As I reflect on my school eating behaviour I also recall, in the sixth form (when I was no longer motivated to rush out first) that it actually paid to be among the last to be seated.  With a bit of luck you might only have four or five on a table, but would still get given food for ten!  How brill was that!!

My home circumstances reinforced this tendency to eat fast.  I was brought up in a small hotel so meal times were always hectic for the whole family.  We just grabbed food when we could and were often interrupted by guests.  As a teenager I was promoted from washing up to serving tables, but not wanting to hang around a second longer than necessary afterwards before getting to the swimming pool, I would serve the thirty visitors and then rush out to the kitchen and scoff my own meal as quickly as possible in order to get back into the dining room just as those I served first were finishing!

As I have presented the Fit For Life Forever course I have come across all kinds of reasons why people eat quickly:  being one of many siblings all competing for a finite amount of food (stretch or starve syndrome); eating before the food gets cold and rushing food down because the baby is crying and demanding attention.  Often we simply don’t allow ourselves enough time to sit down and enjoy our meals and end up eating on the run.

Do you tend to eat too quickly?  And when you’re the first to finish and others are still happily munching away, what do you do?  Do you have seconds simply because you can’t stand watching others eat without eating yourself? 
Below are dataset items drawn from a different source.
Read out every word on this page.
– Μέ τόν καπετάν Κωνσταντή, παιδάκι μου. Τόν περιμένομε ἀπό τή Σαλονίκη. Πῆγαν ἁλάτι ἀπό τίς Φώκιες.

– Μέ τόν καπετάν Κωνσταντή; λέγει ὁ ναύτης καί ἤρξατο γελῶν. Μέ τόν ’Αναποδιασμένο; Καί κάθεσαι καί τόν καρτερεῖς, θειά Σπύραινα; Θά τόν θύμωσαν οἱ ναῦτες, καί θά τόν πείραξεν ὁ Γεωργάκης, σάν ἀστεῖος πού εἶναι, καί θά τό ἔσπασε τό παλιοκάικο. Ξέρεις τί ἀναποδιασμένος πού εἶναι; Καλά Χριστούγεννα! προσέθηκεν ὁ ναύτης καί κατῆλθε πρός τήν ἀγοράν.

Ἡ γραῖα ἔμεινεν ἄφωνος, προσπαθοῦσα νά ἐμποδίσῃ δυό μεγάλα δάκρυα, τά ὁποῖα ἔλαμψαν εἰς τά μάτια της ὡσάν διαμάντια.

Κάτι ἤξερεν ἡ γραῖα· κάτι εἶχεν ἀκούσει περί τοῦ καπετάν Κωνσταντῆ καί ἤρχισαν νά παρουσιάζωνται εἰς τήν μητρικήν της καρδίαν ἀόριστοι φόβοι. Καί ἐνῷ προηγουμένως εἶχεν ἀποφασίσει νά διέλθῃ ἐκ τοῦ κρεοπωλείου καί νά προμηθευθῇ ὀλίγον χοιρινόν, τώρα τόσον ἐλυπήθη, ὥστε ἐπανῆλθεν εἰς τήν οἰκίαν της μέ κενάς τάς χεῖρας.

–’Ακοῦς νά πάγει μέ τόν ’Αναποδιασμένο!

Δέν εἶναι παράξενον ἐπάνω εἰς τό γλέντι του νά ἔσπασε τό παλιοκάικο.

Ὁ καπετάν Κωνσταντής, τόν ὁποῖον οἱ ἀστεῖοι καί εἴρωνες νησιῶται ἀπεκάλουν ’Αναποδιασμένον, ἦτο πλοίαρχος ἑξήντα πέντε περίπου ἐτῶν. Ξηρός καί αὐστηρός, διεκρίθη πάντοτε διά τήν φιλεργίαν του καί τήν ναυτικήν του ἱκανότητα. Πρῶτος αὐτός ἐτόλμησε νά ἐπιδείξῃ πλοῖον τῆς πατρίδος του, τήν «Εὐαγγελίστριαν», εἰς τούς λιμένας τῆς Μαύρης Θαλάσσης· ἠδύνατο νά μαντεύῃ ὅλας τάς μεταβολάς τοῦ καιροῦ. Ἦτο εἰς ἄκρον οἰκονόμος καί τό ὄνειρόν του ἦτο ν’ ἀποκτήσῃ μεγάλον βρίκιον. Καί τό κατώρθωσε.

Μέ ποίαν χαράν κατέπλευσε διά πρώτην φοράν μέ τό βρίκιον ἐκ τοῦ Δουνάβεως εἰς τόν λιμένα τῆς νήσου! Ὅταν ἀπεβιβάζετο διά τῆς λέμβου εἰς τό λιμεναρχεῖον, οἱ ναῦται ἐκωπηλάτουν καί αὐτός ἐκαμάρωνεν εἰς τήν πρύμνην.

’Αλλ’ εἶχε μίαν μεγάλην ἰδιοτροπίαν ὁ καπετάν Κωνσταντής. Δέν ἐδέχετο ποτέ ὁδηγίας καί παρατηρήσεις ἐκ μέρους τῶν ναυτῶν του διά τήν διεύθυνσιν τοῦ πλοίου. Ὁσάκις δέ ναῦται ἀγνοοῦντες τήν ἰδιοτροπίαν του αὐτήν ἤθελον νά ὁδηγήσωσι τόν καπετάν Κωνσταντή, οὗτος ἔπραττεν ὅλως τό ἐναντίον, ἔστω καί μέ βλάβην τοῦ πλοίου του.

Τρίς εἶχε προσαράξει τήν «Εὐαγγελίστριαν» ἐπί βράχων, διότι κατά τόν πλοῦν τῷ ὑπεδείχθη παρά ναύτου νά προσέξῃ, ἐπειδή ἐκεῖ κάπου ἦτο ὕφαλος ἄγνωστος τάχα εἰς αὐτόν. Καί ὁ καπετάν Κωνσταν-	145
It’s interesting to look back on life and see how our bad habits developed.  But the good news is that bad habits are learned behaviour and therefore it is possible, though not necessarily easy, to unlearn them.  Practically we can help ourselves by consciously chewing food for longer or putting our knife and fork down between mouthfuls.  We can seek to order our lives so that we do not have to rush meals; we can draw up boundaries whereby we have ‘me time’ for eating and refuse to let anyone or anything interrupt us.

Next time you sit down to eat and give your customary thanks to God for ‘what you are about to receive’, why not add this to your prayer: ‘ and Lord, please help me to slow down so that I can actually enjoy the food you’ve provided.’  If we have the will, God will show us the way.